Now I’m wondering if all emigrants have a song that transport them home. This is not mine because I never felt “at home” anywhere. There was always something missing. Still is.
Anyway, enjoy Jean Michel Jarre and I hope the song transports you to a very happy place.

~ by DotedOn on November 4, 2016.

14 Responses to “801”

  1. Thank God and hopefully he’ll have learnt his lesson so you take care Paola, and no you are NOT different we all have many different fears, so many to mention, but there you are! Worrying about the unknown wasn’t a very nice of God’s was it……… if you believe in him, so don’t worry yourself we ALL have different fears but you just have to keep going 🙂 and I can tell by your emails that you are a positive happy lady….. don’t be so hard on yourself Paola ❤ x

    Liked by 3 people

    • Thank you, Andrew 🙂
      I’m very careful because I go with my son on the bike with me.
      I really hope he remembers to go slowly next time. He was lucky I’m kind of young (unlike 80% of the rest of the inhabitants of this town 🙂 )

      Liked by 3 people

  2. Your fears are real as far as what you feel, for sure, but as you know, spending your life worrying about them is a waste. Some worry is good ’cause it helps you be cautious and prepared, but constant worry helps no one. In fact, it hastens the very thing you’re afraid of—death 😦

    I fear death, too. I don’t want to leave this world (life is a precious gift) and the people I love who also need me. But the stress of the worry, even though it’s not my conscious thought, destroys my body. I’m seeing and living it more now than ever.
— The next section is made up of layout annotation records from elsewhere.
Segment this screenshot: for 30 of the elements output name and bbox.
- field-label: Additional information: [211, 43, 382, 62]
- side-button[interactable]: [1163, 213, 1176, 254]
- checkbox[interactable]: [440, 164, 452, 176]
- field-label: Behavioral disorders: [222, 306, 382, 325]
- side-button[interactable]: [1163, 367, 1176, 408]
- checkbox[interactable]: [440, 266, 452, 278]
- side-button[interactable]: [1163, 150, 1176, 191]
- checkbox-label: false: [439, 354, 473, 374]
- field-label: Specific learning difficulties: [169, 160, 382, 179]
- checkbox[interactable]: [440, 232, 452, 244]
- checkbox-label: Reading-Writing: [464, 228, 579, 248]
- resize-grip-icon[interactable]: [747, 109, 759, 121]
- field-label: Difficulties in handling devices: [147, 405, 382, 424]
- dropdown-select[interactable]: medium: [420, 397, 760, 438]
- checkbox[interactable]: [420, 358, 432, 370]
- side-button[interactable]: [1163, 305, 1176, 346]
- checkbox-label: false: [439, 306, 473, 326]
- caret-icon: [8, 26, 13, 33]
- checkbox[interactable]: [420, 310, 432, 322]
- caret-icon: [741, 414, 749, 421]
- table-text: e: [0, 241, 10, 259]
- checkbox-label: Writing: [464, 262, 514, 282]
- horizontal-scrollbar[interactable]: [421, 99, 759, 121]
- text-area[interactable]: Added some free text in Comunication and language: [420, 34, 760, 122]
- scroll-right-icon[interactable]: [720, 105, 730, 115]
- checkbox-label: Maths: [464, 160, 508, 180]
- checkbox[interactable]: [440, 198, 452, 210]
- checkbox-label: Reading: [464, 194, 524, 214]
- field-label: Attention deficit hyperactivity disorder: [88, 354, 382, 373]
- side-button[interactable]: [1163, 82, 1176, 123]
It’s not easy to “let go and let God,” at least for me, but it’s so important.

    I, too, have had some close calls like that. It really shakes you up and it takes a bit to shake it off. I come away very grateful!

    Liked by 2 people

  3. I used to ride my bike a lot and it can be pretty dangerous. I didn’t even wear a helmet back then! Oh well, almost doesn’t count!

    Liked by 1 person

  4. Glad you’re okay. I just had a near miss on the highway so I’m jumpy on adrenaline too .

    Liked by 1 person

  5. i worry about all of those things too and fear them. we have similar fears. and i’m very glad you didnt get run over hugs you!